Deep down, Three Colours: Blue is less about liberty but rather concerned with Julie’s failed attempt to avoid her fate. Her spiritual suicide fails to relinquish her from her former self, irresistibly drawn back into the harsh realities of real life. Like delving into a cold cave of human emotion, Three Colours: Blue is the jewel in the crown of Kieślowski’s trilogy – a fascinating examination of freedom, sorrow and identity, and perhaps one of the most necessary films of contemporary French cinema.

The second of Kieślowski’s trilogy dealing with current French society is Three Colours: White (1994), an anti-comedy starring Delpy as Dominique, the wife of Polish immigrant hairdresser Karol (Zbigniew Zamachowski). Their relationship worked well enough before their marriage, yet somehow the luxury of their comfortable domestic lives has emasculated him, provoking Dominique to demand a divorce due to her husband’s inability to satisfy her in the bedroom. Dominique is successful, eventually leaving Karol penniless, living on the streets and desperate to return back to Poland so he can become wealthy and get back at his former wife – leading to a thoroughly entertaining attempt by Karol to sneak back into his country of origin.

Three Colours: White brings Kieślowski back to his Polish roots and explores issues of equality through nationality and the fragile dynamic of marriage. Often overlooked due to its more jovial and subtle approach, Three Colours: White is a surprisingly affecting story that whilst not delivering as strong an emotional hammer blow as Three Colours: Blue is just as an important study of French society.

Three Colours: Red harmoniously brings the three films together, creating a meeting point for the trilogy’s character’s emotional traumas to collide. The film successfully opens up numerous narratives crossing both past and present. Arguably the least conventional of the three, Jacob plays Valentine, a student and part time model whose become emotionally repressed by her controlling but distant boyfriend. Her performance recalls Juliette Binoche’s remarkably turn in Three Colours: Blue – indeed, the two could almost be mirror images of each other.
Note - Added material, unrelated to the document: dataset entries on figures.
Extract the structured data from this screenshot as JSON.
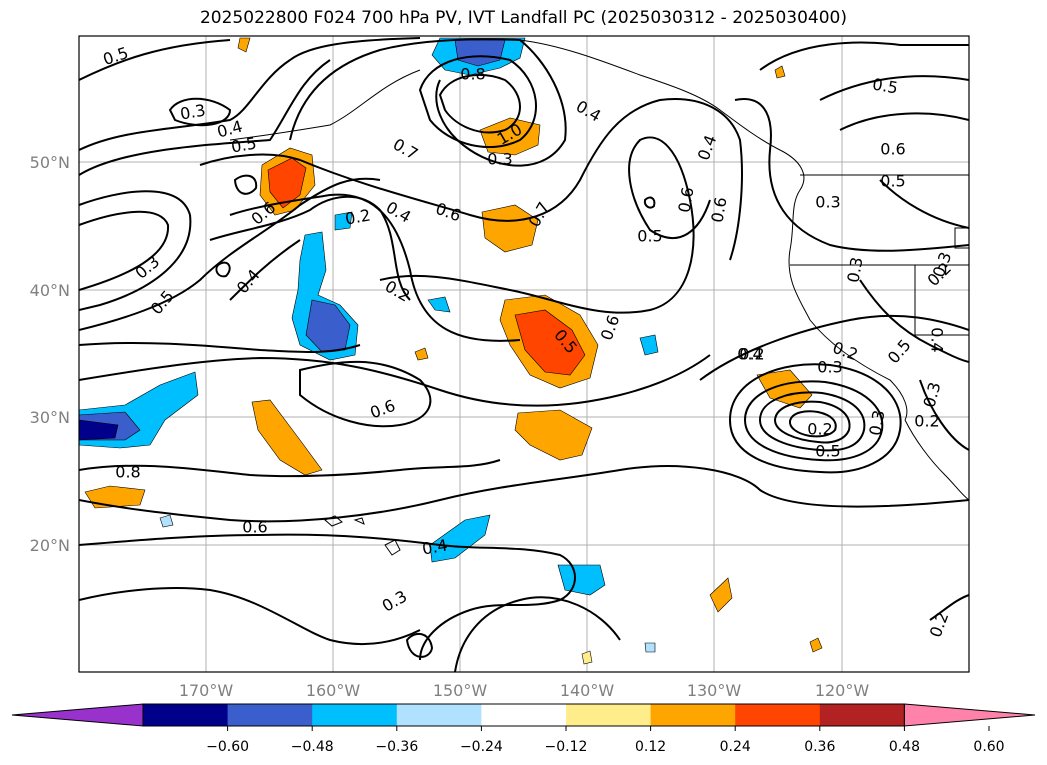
{
  "title": "2025022800 F024 700 hPa PV, IVT Landfall PC (2025030312 - 2025030400)",
  "map": {
    "lat_labels": [
      "50°N",
      "40°N",
      "30°N",
      "20°N"
    ],
    "lon_labels": [
      "170°W",
      "160°W",
      "150°W",
      "140°W",
      "130°W",
      "120°W"
    ],
    "lon_range": [
      -180,
      -110
    ],
    "lat_range": [
      10,
      60
    ],
    "gridlines": true
  },
  "contour_labels": [
    "0.5",
    "0.3",
    "0.4",
    "0.5",
    "0.8",
    "1.0",
    "0.4",
    "0.4",
    "0.6",
    "0.7",
    "0.6",
    "0.7",
    "0.6",
    "0.5",
    "0.5",
    "0.6",
    "0.5",
    "0.3",
    "0.2",
    "0.4",
    "0.3",
    "0.5",
    "0.4",
    "0.6",
    "0.2",
    "0.5",
    "0.6",
    "0.3",
    "0.3",
    "0.4",
    "0.2",
    "0.2",
    "0.5",
    "0.3",
    "0.2",
    "0.3",
    "0.2",
    "0.5",
    "0.3",
    "0.8",
    "0.6",
    "0.4",
    "0.3",
    "0.2",
    "0.4",
    "0.6",
    "0.3",
    "0.2"
  ],
  "colorbar": {
    "ticks": [
      "−0.60",
      "−0.48",
      "−0.36",
      "−0.24",
      "−0.12",
      "0.12",
      "0.24",
      "0.36",
      "0.48",
      "0.60"
    ],
    "colors": [
      "#9932CC",
      "#00008B",
      "#3A5FCD",
      "#00BFFF",
      "#B0E2FF",
      "#FFFFFF",
      "#FFEC8B",
      "#FFA500",
      "#FF4500",
      "#B22222",
      "#FF82AB"
    ]
  }
}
Much like in Three Colours: Blue, the story is thrust into motion after a traffic incident after Valentine accidentally hits a dog. She slowly nurses it back to health before begrudgingly being brought into the world of the cranky, retired Judge who owns this injured hound. This cruel twist of fate may have brought these two together; however, it soon transpires that there’s more which connects them, with the life story of this disenfranchised judge soon showing parallels with Valentine and her emotionally absent lover. Three Colours: Red is the trilogy’s anti-romance, depicting an unconventional love story blossoming against the insurmountable obstacle of age – perhaps the most adventurous and personal of the trilogy, Three Colours: Red remains many critics favourite from these three hugely influential films.

These three remarkable films truly deserve to be restored into high definition and despite the eccentricity behind their conception, they transcend the nationalistic gimmick behind their names to become three individual masterpieces which work perfectly well alone whilst also complimenting each other’s thoroughly immersive examination into the underlying social problems which skulk behind the prosperous facade of modern European society.